Specific examples from the research include:

  • @0xbeinginvested describing a 19-year-old who dropped a research paper PDF into Codex and got working market-neutral strategy code, with Codex reportedly doing about 90% of the work.
  • @heynavtoor sharing a CrewAI-style Hyperliquid setup with an analyst, strategy generator, execution via MCP, and risk agent.
  • @vooi_io discussing VOOI Perps MCP across Hyperliquid, Aster, and Lighter.
  • @GT_Protocol describing Pentarchy, with five models trading in a shared Hyperliquid vault.
  • @prompt48 pointing to a Hyperliquid whale order tracking repo for $100k+ trades.
  • @0xTobiasDev referencing a clean sub-300-line Hyperliquid Telegram bot.

That does not mean beginners should hand a wallet to an agent and walk away. It means the tools are getting good enough to build faster. Testing, limits, and human review still matter.

Security checklist before trading

Before your agent places real orders, do the boring checks:

  • Use a separate Hyperliquid API wallet from app.hyperliquid.xyz/API.
  • Keep the main wallet off the server that runs the bot.
  • Set max position size in code.
  • Set max daily loss in code.
  • Use reduce-only orders when closing positions.
  • Log every signed action before sending it.
  • Make cancel-all easy to run.
  • Test on tiny size first.
  • Do not send raw private keys into an LLM prompt.
  • Do not let the model decide risk limits dynamically.

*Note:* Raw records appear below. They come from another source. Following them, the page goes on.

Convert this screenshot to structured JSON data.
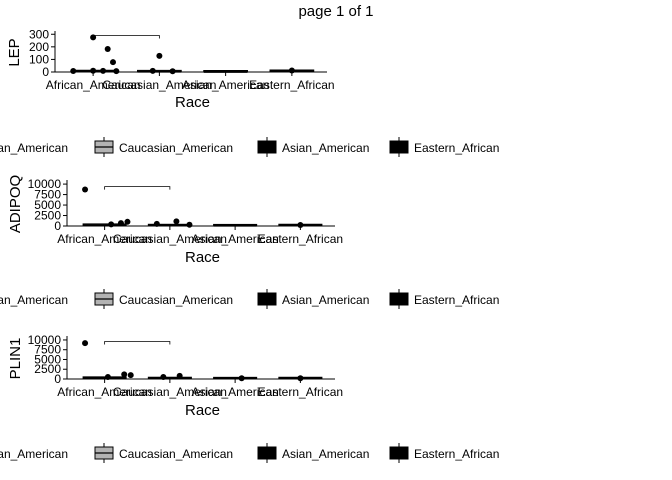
{
  "page_title": "page 1 of 1",
  "legend_entries": [
    {
      "label": "African_American",
      "fill": "#ffffff"
    },
    {
      "label": "Caucasian_American",
      "fill": "#b3b3b3"
    },
    {
      "label": "Asian_American",
      "fill": "#000000"
    },
    {
      "label": "Eastern_African",
      "fill": "#000000"
    }
  ],
  "chart_data": [
    {
      "type": "box",
      "ylabel": "LEP",
      "xlabel": "Race",
      "categories": [
        "African_American",
        "Caucasian_American",
        "Asian_American",
        "Eastern_African"
      ],
      "yticks": [
        0,
        100,
        200,
        300
      ],
      "ylim": [
        0,
        310
      ],
      "boxes": [
        {
          "q1": 2,
          "median": 5,
          "q3": 12
        },
        {
          "q1": 1,
          "median": 3,
          "q3": 8
        },
        {
          "q1": 0,
          "median": 1,
          "q3": 3
        },
        {
          "q1": 4,
          "median": 7,
          "q3": 13
        }
      ],
      "points": [
        {
          "category": 0,
          "value": 275,
          "jitter": 0.0
        },
        {
          "category": 0,
          "value": 183,
          "jitter": 0.22
        },
        {
          "category": 0,
          "value": 78,
          "jitter": 0.3
        },
        {
          "category": 0,
          "value": 8,
          "jitter": -0.3
        },
        {
          "category": 0,
          "value": 10,
          "jitter": 0.0
        },
        {
          "category": 0,
          "value": 9,
          "jitter": 0.15
        },
        {
          "category": 0,
          "value": 7,
          "jitter": 0.35
        },
        {
          "category": 1,
          "value": 128,
          "jitter": 0.0
        },
        {
          "category": 1,
          "value": 9,
          "jitter": -0.1
        },
        {
          "category": 1,
          "value": 6,
          "jitter": 0.2
        },
        {
          "category": 3,
          "value": 12,
          "jitter": 0.0
        }
      ],
      "bracket": {
        "from": 0,
        "to": 1,
        "value": 290
      }
    },
    {
      "type": "box",
      "ylabel": "ADIPOQ",
      "xlabel": "Race",
      "categories": [
        "African_American",
        "Caucasian_American",
        "Asian_American",
        "Eastern_African"
      ],
      "yticks": [
        0,
        2500,
        5000,
        7500,
        10000
      ],
      "ylim": [
        0,
        10500
      ],
      "boxes": [
        {
          "q1": 50,
          "median": 200,
          "q3": 500
        },
        {
          "q1": 50,
          "median": 150,
          "q3": 400
        },
        {
          "q1": 20,
          "median": 80,
          "q3": 200
        },
        {
          "q1": 60,
          "median": 180,
          "q3": 350
        }
      ],
      "points": [
        {
          "category": 0,
          "value": 8700,
          "jitter": -0.3
        },
        {
          "category": 0,
          "value": 1000,
          "jitter": 0.35
        },
        {
          "category": 0,
          "value": 700,
          "jitter": 0.25
        },
        {
          "category": 0,
          "value": 400,
          "jitter": 0.1
        },
        {
          "category": 1,
          "value": 1100,
          "jitter": 0.1
        },
        {
          "category": 1,
          "value": 500,
          "jitter": -0.2
        },
        {
          "category": 1,
          "value": 300,
          "jitter": 0.3
        },
        {
          "category": 3,
          "value": 250,
          "jitter": 0.0
        }
      ],
      "bracket": {
        "from": 0,
        "to": 1,
        "value": 9400
      }
    },
    {
      "type": "box",
      "ylabel": "PLIN1",
      "xlabel": "Race",
      "categories": [
        "African_American",
        "Caucasian_American",
        "Asian_American",
        "Eastern_African"
      ],
      "yticks": [
        0,
        2500,
        5000,
        7500,
        10000
      ],
      "ylim": [
        0,
        10500
      ],
      "boxes": [
        {
          "q1": 80,
          "median": 250,
          "q3": 550
        },
        {
          "q1": 70,
          "median": 200,
          "q3": 450
        },
        {
          "q1": 40,
          "median": 120,
          "q3": 260
        },
        {
          "q1": 60,
          "median": 160,
          "q3": 300
        }
      ],
      "points": [
        {
          "category": 0,
          "value": 9200,
          "jitter": -0.3
        },
        {
          "category": 0,
          "value": 1200,
          "jitter": 0.3
        },
        {
          "category": 0,
          "value": 1000,
          "jitter": 0.4
        },
        {
          "category": 0,
          "value": 500,
          "jitter": 0.05
        },
        {
          "category": 1,
          "value": 800,
          "jitter": 0.15
        },
        {
          "category": 1,
          "value": 500,
          "jitter": -0.1
        },
        {
          "category": 2,
          "value": 200,
          "jitter": 0.1
        },
        {
          "category": 3,
          "value": 200,
          "jitter": 0.0
        }
      ],
      "bracket": {
        "from": 0,
        "to": 1,
        "value": 9600
      }
    }
  ]
}
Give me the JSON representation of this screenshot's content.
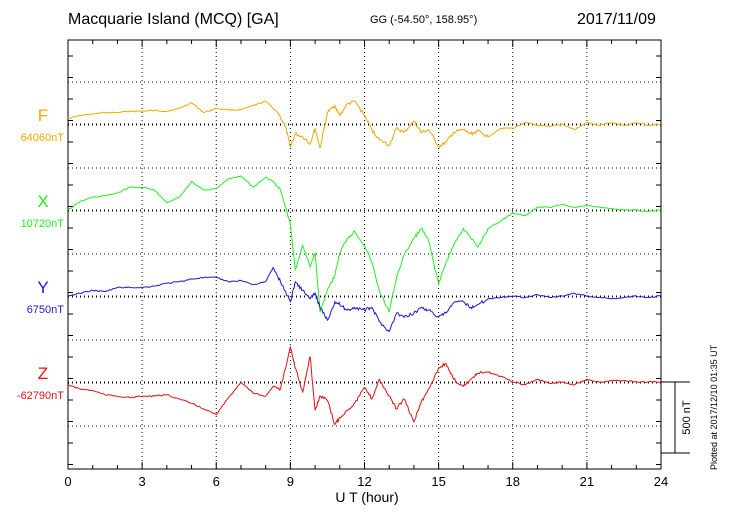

Also remember that Hyperliquid API access is free. Per the research, there are no paid API tiers, subscriptions, or paid rate limit upgrades. The cost is trading fees, plus a one-time on-chain activation fee in HYPE to register an address for API trading.

Disclosure: Easy as Pie DeFi may earn a commission if you buy through these links. That does not change the price you pay, and it does not affect the guidance in this article.

Bottom line

The Hyperliquid API is a strong base for trading agents because the read endpoints, signed exchange actions, WebSocket feeds, Python SDK, and rate limits are all usable without a paid API plan. Start with read-only data, add signing through a separate API wallet, keep risk checks outside the model, and treat every automated order like real money is on the line.